Typical Build Workflow with Security Release Notes

Joshua Mitchell edited this page Jul 9, 2020 · 10 revisions

Any change to a site hosted with our standard workflow should follow the steps below. Note that the composer update and drush updb related steps below are only required when applying an update—which includes security updates.

  1. In the developers local environment, git checkout master and git pull to make sure local is up to date.

  2. Run lando latest to get the lastest dev database backup.

  3. Create a feature branch with the ID of the related Jira issue by running git checkout -b powr-[ID]. Move your Jira issue to in progress.

  4. Run lando refresh to ensure all changes in the codebase apply.

  5. If this is a module or theme update (including security updates) add the follow steps:

    1. lando composer update will update all dependencies, but generally, we want to only update the packages affected by a security update. lando update drupal/core --with-dependencies would update just core and any dependencies for example.

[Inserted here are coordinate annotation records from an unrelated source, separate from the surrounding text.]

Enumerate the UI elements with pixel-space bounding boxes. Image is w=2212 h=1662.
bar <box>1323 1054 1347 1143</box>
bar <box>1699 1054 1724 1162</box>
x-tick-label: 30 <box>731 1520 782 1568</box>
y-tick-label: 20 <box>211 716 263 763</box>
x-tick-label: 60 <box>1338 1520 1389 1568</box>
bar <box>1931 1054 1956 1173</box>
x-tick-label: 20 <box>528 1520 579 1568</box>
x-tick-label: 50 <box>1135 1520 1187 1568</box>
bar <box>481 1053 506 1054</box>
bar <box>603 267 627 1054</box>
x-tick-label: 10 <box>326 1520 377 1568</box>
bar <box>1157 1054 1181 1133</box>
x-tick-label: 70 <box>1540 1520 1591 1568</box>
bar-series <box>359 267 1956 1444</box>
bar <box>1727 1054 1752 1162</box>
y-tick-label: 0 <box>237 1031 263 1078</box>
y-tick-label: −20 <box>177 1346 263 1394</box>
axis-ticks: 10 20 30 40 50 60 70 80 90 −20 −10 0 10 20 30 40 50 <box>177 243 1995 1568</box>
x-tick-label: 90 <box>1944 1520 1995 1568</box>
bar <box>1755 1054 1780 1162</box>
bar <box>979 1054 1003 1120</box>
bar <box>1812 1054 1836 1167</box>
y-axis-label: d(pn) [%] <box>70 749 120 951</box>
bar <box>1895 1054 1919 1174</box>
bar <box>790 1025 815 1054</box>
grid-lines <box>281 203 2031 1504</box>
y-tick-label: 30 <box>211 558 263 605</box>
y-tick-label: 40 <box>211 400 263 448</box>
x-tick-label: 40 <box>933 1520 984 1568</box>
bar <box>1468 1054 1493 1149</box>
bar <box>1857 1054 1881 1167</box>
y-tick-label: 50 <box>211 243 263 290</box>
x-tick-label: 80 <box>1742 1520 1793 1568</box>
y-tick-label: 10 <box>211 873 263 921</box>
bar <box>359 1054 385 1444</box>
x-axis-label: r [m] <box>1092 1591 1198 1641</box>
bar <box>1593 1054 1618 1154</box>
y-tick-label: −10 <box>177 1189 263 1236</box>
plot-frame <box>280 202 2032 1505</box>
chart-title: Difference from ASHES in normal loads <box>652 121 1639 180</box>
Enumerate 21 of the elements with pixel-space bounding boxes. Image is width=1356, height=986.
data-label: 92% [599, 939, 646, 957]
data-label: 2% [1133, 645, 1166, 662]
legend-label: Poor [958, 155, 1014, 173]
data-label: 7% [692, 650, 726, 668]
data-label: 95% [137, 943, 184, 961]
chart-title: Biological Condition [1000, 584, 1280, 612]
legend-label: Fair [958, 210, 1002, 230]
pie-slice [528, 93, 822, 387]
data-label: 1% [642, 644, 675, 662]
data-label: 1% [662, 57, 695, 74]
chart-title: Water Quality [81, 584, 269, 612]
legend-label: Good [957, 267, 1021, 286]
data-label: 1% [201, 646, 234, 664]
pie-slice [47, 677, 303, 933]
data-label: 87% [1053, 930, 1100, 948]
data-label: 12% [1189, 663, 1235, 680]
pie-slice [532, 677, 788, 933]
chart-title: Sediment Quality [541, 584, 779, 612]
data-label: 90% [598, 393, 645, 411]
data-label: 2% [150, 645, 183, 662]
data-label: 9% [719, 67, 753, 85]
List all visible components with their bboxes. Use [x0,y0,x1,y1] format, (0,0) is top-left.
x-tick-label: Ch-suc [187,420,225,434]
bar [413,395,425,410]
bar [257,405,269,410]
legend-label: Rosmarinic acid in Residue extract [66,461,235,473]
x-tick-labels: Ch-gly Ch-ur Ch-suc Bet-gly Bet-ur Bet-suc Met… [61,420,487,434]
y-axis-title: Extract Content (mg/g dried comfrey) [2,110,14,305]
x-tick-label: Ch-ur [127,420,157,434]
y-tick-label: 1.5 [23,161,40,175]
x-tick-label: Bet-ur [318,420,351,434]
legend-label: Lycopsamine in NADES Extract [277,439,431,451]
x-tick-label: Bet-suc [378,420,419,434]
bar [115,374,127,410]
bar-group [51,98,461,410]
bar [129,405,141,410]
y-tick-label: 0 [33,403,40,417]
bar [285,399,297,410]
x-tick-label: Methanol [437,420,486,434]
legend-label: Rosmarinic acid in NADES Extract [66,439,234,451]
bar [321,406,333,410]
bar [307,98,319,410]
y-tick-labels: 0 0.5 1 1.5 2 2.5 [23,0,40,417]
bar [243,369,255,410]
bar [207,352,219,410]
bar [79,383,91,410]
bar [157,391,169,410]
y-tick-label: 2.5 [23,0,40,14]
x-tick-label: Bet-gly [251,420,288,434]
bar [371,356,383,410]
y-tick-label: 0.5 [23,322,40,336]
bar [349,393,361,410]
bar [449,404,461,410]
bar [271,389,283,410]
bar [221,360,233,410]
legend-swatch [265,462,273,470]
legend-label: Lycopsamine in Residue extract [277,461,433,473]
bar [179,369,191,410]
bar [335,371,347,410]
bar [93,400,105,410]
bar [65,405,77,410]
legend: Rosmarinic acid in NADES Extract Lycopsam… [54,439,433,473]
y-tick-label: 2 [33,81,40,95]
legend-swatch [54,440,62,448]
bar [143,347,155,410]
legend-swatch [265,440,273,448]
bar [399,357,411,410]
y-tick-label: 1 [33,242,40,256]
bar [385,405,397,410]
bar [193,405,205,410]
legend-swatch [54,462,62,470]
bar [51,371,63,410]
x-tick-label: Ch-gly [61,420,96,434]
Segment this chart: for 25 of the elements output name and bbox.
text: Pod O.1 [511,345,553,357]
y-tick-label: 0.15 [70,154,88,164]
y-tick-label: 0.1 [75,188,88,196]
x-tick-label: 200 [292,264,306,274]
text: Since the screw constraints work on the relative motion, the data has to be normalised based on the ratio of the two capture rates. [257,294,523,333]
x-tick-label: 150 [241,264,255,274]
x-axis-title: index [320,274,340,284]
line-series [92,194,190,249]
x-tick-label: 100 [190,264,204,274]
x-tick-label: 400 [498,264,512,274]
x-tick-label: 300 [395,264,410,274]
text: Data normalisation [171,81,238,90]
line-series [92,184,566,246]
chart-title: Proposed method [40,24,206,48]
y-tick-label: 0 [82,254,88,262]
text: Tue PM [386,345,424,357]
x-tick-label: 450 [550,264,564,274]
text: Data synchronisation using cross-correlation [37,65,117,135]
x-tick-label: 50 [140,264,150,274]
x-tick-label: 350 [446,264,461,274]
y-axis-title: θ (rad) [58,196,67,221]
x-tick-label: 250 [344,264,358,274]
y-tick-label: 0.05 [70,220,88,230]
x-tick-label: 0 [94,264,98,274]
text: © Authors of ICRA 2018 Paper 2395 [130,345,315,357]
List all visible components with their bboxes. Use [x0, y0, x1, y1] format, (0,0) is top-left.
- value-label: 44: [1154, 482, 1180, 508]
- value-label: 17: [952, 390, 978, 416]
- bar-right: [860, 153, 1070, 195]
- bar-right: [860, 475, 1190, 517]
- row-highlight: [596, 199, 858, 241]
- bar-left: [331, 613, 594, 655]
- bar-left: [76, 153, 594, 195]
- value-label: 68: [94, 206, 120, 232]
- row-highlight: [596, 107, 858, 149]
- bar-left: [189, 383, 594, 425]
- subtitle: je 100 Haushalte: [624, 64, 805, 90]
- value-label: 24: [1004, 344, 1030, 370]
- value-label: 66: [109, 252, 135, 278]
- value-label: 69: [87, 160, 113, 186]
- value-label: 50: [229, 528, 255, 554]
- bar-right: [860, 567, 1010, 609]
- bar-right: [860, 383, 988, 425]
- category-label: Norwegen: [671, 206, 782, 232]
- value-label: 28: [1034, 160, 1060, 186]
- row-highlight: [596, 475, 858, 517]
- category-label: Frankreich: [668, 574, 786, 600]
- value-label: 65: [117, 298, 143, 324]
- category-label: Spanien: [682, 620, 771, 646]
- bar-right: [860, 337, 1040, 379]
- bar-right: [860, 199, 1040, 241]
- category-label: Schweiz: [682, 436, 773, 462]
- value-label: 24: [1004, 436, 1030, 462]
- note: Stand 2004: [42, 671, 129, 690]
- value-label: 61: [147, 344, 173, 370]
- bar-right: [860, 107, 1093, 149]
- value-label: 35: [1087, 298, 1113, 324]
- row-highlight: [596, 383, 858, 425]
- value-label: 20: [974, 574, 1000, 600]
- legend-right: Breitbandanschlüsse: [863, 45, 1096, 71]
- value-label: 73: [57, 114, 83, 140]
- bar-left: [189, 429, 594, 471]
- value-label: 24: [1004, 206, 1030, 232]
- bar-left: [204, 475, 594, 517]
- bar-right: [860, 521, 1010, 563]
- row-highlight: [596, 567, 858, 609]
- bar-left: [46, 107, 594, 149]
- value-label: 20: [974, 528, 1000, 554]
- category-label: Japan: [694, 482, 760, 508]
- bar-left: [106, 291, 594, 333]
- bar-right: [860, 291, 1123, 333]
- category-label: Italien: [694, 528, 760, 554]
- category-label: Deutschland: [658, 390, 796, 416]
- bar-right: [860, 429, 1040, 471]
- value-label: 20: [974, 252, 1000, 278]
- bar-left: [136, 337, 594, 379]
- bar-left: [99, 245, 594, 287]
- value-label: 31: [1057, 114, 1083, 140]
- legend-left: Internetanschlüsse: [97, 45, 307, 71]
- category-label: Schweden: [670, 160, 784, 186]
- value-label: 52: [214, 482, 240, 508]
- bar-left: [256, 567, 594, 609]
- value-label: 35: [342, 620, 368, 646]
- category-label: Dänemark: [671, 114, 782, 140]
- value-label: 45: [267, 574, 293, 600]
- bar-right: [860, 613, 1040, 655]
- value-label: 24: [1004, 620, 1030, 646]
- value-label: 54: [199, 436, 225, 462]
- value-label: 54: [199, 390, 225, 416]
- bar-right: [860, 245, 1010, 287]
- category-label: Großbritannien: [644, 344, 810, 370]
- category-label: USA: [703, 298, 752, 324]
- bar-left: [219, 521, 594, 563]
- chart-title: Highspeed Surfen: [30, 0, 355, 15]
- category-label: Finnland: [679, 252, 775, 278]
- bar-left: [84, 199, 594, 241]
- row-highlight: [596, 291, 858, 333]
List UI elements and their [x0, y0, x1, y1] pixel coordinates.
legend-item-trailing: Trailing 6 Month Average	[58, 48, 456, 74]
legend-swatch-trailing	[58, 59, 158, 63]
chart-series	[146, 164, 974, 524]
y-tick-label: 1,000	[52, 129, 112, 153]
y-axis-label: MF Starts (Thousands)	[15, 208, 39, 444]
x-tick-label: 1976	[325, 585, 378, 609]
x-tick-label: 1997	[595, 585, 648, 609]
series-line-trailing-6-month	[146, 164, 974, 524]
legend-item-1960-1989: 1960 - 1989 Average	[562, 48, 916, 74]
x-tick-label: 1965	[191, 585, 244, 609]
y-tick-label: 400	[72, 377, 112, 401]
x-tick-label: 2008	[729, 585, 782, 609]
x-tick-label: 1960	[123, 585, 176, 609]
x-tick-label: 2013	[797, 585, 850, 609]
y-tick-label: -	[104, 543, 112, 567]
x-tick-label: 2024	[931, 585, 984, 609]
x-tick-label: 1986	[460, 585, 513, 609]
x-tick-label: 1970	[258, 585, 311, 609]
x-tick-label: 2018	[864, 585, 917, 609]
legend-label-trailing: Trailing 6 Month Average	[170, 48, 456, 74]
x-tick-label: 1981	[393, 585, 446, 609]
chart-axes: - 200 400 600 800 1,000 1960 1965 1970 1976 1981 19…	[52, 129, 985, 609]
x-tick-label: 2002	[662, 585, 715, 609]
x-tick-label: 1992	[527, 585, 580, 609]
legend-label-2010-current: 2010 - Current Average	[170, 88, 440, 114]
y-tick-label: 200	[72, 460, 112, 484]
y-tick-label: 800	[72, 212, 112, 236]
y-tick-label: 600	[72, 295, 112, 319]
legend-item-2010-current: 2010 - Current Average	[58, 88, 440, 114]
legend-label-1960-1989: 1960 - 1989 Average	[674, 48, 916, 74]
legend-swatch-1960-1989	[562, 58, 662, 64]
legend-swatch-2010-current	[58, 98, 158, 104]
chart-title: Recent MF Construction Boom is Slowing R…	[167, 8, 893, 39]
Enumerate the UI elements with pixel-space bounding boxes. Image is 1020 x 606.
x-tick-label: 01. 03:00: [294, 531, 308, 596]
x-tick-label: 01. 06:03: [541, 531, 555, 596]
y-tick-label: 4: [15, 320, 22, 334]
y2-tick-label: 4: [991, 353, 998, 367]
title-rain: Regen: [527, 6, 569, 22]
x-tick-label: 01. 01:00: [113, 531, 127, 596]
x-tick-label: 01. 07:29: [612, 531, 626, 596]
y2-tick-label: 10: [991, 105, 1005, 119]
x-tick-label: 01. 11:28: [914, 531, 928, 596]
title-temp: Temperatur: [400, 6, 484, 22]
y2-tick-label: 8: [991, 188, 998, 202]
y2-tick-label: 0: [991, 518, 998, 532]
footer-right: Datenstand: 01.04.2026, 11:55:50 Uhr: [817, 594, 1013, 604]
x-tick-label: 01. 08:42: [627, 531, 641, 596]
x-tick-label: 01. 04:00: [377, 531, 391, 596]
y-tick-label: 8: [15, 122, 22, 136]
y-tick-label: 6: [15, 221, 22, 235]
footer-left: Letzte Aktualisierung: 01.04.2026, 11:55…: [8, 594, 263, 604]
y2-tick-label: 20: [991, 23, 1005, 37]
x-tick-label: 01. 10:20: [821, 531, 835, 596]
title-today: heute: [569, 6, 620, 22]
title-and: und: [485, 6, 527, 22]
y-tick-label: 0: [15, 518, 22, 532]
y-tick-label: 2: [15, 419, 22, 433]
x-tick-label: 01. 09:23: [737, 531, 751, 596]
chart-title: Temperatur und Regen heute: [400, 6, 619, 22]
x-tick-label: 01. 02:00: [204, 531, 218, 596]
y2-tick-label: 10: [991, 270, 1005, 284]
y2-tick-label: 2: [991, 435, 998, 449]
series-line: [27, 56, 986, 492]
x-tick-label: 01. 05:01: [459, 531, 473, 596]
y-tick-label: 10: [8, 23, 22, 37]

    2. lando drush updb to update the database with any changes from the composer update.

  6. If this change includes configuration or code changes, do them at this step.

    1. If your change includes a scss or javascript code change, ensure that you are watching the changes (either lando yarn watch or lando yarn start) or have run lando run build to build the css and javascript assets for preview locally.
  7. lando drush cex to ensure you have any config changes—including changes caused by updates.

  8. git add -A to add the files to git, and git commit -m "POWR-[ID] concise change description".

  9. git fetch to get any changes since you started. git merge origin/master to ensure these changes are applied to your branch. Resolve any merge conflicts.

  10. git push -u origin powr-[ID] to push to GitHub and set it as the remote.

  11. From https://github.com/eGovPDX/portlandor/pulls, the developer should open the pull request and request reviewers. This will trigger a build to a multidev site and run automated behat tests.

  12. When build has passed (green), the developer should manually confirm their changes on the multidev environment and write up a test plan that should be performed by the QA team. When the multidev is present and ready for the test plan, move the Jira issue to QA and remove the assignment from the issue. This lets the QA team know the story is ready. If you know someone that has been waiting for this work, assigning them as QA is acceptable.

  13. The QA team member (content and support team members primarily, but anyone on our team can QA) should follow the test plan and provide notes to the developer on issues. Since the developer has already tested their code locally and on the multidev, it is the responsibility of QA to help ensure that the test plan is complete enough to ensure the story does not include regressions. Be thorough! 😄 If the multidev looks good, the QA team member may move the story to merge and accept and remove the assignment.

  14. When the story is in merge and accept, and there is at least one team member approval on the pull request, the build lead can merge the PR. This will build to the Dev environment. The build lead should move the jira ticket from Merge and Accept to Done. We consider a story done for the purpose of sprint planning when it has merged into our dev instance and is ready for deployment on Pantheon. When a PR is merged the branch may be deleted. If a PR is closed and will not be reopened, the branch may be deleted.

  15. The build lead may choose to allow several changes to merge to our dev instance before deploying to test. When ready for a build to test and then live, open the Test environment within the Pantheon dashboard, from the Deploys tab, add a deployment note (usually the PR commit message), and trigger build to copy up code from Dev and a database down from Prod. Update database and cache clear will run from a Quicksilver script so these should be left unchecked.

  16. Build lead should repeat deploy steps to the live instance preferably outside of the hours of 8 am to 5:30 pm—our peak traffic. (The site won't completely crash on a production build, but it can cause strange errors for editors currently working on the site.) Because we do not have automated tests on live, it is recommended that the build lead review the changes in the build and manually spot check that the related pages still perform as expected. Double checking the status report and configuration synchronization pages are recommended.